I just sinned. Did the Devil make me do it?

The authors of the New Testament almost never speak about a Christian’s sin in terms of demonic influence. Paul refers to false teachers who have been captured by the Devil to do his will (2 Tim. 2:26) and ill-qualified elders in a church who are in danger of falling into a snare of the Devil (1 Tim. 3: 6-7). But when he speaks to believers about their sin it’s usually in direct terms. So, for example, in Ephesians 4:25-32 Paul instructs us:

Therefore, having put away falsehood, let each one of you speak the truth with his neighbor, for we are members one of another. Be angry and do not sin; do not let the sun go down on your anger, and give no opportunity to the devil. Let the thief no longer steal, but rather let him labor, doing honest work with his own hands, so that he may have something to share with anyone in need. Let no corrupting talk come out of your mouths, but only such as is good for building up, as fits the occasion, that it may give grace to those who hear. And do not grieve the Holy Spirit of God, by whom you were sealed for the day of redemption. Let all bitterness and wrath and anger and clamor and slander be put away from you, along with all malice. Be kind to one another, tenderhearted, forgiving one another, as God in Christ forgave you.

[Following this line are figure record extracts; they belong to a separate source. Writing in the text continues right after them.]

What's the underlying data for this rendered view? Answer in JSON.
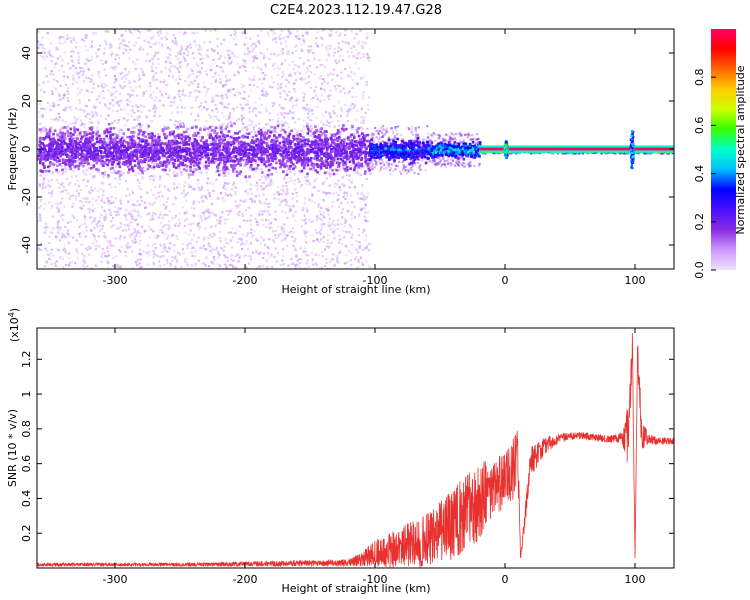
{
  "title": "C2E4.2023.112.19.47.G28",
  "chart_data": [
    {
      "type": "heatmap",
      "xlabel": "Height of straight line (km)",
      "ylabel": "Frequency (Hz)",
      "xlim": [
        -360,
        130
      ],
      "ylim": [
        -50,
        50
      ],
      "x_ticks": [
        -300,
        -200,
        -100,
        0,
        100
      ],
      "y_ticks": [
        -40,
        -20,
        0,
        20,
        40
      ],
      "colorbar": {
        "label": "Normalized spectral amplitude",
        "range": [
          0.0,
          1.0
        ],
        "ticks": [
          0.0,
          0.2,
          0.4,
          0.6,
          0.8
        ],
        "colormap": [
          "#f0e0ff",
          "#cc99ff",
          "#8a2be2",
          "#4b0fff",
          "#0000ff",
          "#00bfff",
          "#00ffcc",
          "#33ff00",
          "#ccff00",
          "#ffcc00",
          "#ff6600",
          "#ff0000",
          "#ff0066"
        ]
      },
      "bands": [
        {
          "x_range": [
            -360,
            -105
          ],
          "scatter_halfwidth_hz": 50,
          "core_halfwidth_hz": 12,
          "amplitude": 0.25
        },
        {
          "x_range": [
            -105,
            -60
          ],
          "scatter_halfwidth_hz": 10,
          "core_halfwidth_hz": 6,
          "amplitude": 0.45
        },
        {
          "x_range": [
            -60,
            -20
          ],
          "scatter_halfwidth_hz": 7,
          "core_halfwidth_hz": 4,
          "amplitude": 0.55
        },
        {
          "x_range": [
            -20,
            130
          ],
          "scatter_halfwidth_hz": 1.5,
          "core_halfwidth_hz": 1,
          "amplitude": 1.0
        }
      ],
      "features": [
        {
          "x": 0,
          "halfwidth_hz": 4,
          "amplitude": 0.6
        },
        {
          "x": 97,
          "halfwidth_hz": 10,
          "amplitude": 0.5
        }
      ]
    },
    {
      "type": "line",
      "xlabel": "Height of straight line (km)",
      "ylabel": "SNR (10 * v/v)",
      "y_multiplier": "(x10",
      "y_multiplier_exp": "4",
      "y_multiplier_close": ")",
      "xlim": [
        -360,
        130
      ],
      "ylim": [
        0,
        1.38
      ],
      "x_ticks": [
        -300,
        -200,
        -100,
        0,
        100
      ],
      "y_ticks": [
        0.2,
        0.4,
        0.6,
        0.8,
        1.0,
        1.2
      ],
      "series": [
        {
          "color": "#e8312f",
          "x": [
            -360,
            -240,
            -120,
            -110,
            -100,
            -90,
            -80,
            -70,
            -60,
            -50,
            -40,
            -30,
            -20,
            -10,
            0,
            5,
            10,
            12,
            20,
            30,
            40,
            50,
            60,
            70,
            80,
            90,
            95,
            98,
            100,
            102,
            105,
            110,
            120,
            130
          ],
          "y": [
            0.02,
            0.02,
            0.03,
            0.05,
            0.09,
            0.1,
            0.12,
            0.14,
            0.15,
            0.2,
            0.25,
            0.32,
            0.38,
            0.45,
            0.5,
            0.55,
            0.6,
            0.05,
            0.62,
            0.7,
            0.74,
            0.76,
            0.76,
            0.75,
            0.74,
            0.75,
            0.78,
            1.3,
            0.05,
            1.25,
            0.78,
            0.74,
            0.73,
            0.73
          ],
          "noise": [
            0.01,
            0.01,
            0.02,
            0.04,
            0.08,
            0.1,
            0.12,
            0.14,
            0.16,
            0.18,
            0.2,
            0.22,
            0.22,
            0.18,
            0.16,
            0.18,
            0.2,
            0.02,
            0.1,
            0.05,
            0.03,
            0.02,
            0.02,
            0.02,
            0.02,
            0.03,
            0.2,
            0.1,
            0.02,
            0.1,
            0.1,
            0.03,
            0.02,
            0.02
          ]
        }
      ]
    }
  ]
}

Paul does indeed mention the Devil in this passage, telling us not to give him an opportunity to tempt us by clinging to anger and rage. But while our sin might give Satan an opportunity to advance his agenda through us, Paul doesn’t understand our sin to be fundamentally caused by the Devil and his demons. Notice that the apostle doesn’t instruct them to beware of the demon of falsehood or to be on the lookout for an evil spirit that might tempt them to unwholesome talk. Paul simply tells them that these things are inappropriate and that God’s people should have nothing to do with them. Sin isn’t evidence of demonic strongholds in our lives; it is simply disobedience that is inconsistent with our salvation in Christ. We don’t need an advanced degree in demonology in order to be obedient; we don’t need exorcisms or deliverances.

Keep Satan at Bay

So as a Christian, one of my motivations for avoiding sin is a desire to keep Satan at bay. He wants me to disgrace myself and Christ by indulging in sin. The Devil desires me to be a selfish husband and an impatient father. He is happiest when I am miserable in my sin. I don’t want those habits and patterns in my life, so I resist Satan and his temptations. But he has no power to coerce me. God promises never to let any temptation come to me that is beyond my capacity to withstand (1 Cor. 10:13). The only person who can make me do anything is me.

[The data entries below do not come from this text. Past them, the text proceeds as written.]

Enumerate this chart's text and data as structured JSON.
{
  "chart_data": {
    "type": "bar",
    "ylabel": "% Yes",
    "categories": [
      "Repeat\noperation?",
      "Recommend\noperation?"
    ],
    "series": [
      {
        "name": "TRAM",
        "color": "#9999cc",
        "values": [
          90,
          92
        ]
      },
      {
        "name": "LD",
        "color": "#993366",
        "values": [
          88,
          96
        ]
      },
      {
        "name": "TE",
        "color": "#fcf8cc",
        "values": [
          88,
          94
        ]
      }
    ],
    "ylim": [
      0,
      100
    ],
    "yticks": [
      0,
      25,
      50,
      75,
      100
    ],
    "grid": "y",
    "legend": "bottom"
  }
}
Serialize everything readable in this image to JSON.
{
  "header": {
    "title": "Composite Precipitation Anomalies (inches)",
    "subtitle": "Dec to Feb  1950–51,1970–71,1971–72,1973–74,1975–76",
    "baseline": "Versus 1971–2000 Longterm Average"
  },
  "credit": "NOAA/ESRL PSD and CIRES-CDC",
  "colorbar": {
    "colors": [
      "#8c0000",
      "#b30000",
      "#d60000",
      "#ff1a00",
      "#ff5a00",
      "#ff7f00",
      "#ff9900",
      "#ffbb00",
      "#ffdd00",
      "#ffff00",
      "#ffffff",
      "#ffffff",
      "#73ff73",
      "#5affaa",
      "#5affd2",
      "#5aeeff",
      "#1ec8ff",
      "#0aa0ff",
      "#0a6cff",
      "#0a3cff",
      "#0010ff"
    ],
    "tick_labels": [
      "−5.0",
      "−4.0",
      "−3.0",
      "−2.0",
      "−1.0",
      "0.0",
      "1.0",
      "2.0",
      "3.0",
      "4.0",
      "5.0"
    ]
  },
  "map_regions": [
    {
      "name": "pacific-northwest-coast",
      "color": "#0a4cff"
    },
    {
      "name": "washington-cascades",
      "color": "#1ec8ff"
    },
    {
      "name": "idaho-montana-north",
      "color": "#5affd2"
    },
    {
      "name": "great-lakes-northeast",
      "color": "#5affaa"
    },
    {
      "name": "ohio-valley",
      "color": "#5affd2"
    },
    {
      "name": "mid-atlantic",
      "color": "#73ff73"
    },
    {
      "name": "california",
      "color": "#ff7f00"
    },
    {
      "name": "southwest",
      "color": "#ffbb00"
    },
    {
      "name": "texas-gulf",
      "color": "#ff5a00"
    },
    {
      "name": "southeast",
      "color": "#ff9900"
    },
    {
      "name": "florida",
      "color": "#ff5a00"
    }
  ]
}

C. S. Lewis warned that Satan is happy with either our ignorance or our obsession with him and his ways. It seems the Bible’s approach to the topic cuts right down the middle. On the one hand, Satan is a real and dangerous opponent; he prowls about and exerts influence in the world and even in our lives. But on the other hand, Christians are not at his mercy. The salvation Christ purchased has set us free from the Devil’s tyranny, so we are no longer slaves to sin and death. Instead, we are under the authority of God’s Spirit and bearing his fruit in our lives.

So should we be aware of the Devil? Yes.

Should we be alert to his motives and ways of working so that we can avoid him? Absolutely.

Should we be obsessed with him, looking for a demon lying behind every sin? No.

Should we tremble at his power and rage? Under no circumstances!

Satan’s power and knowledge are limited; his doom is sure. He’s not worthy of our time, obsession, and emotions. Instead we live with both of our eyes fixed firmly on Jesus, who has delivered us from the Devil’s wrath and given us a sure hope that we will one day be rid of him for ever.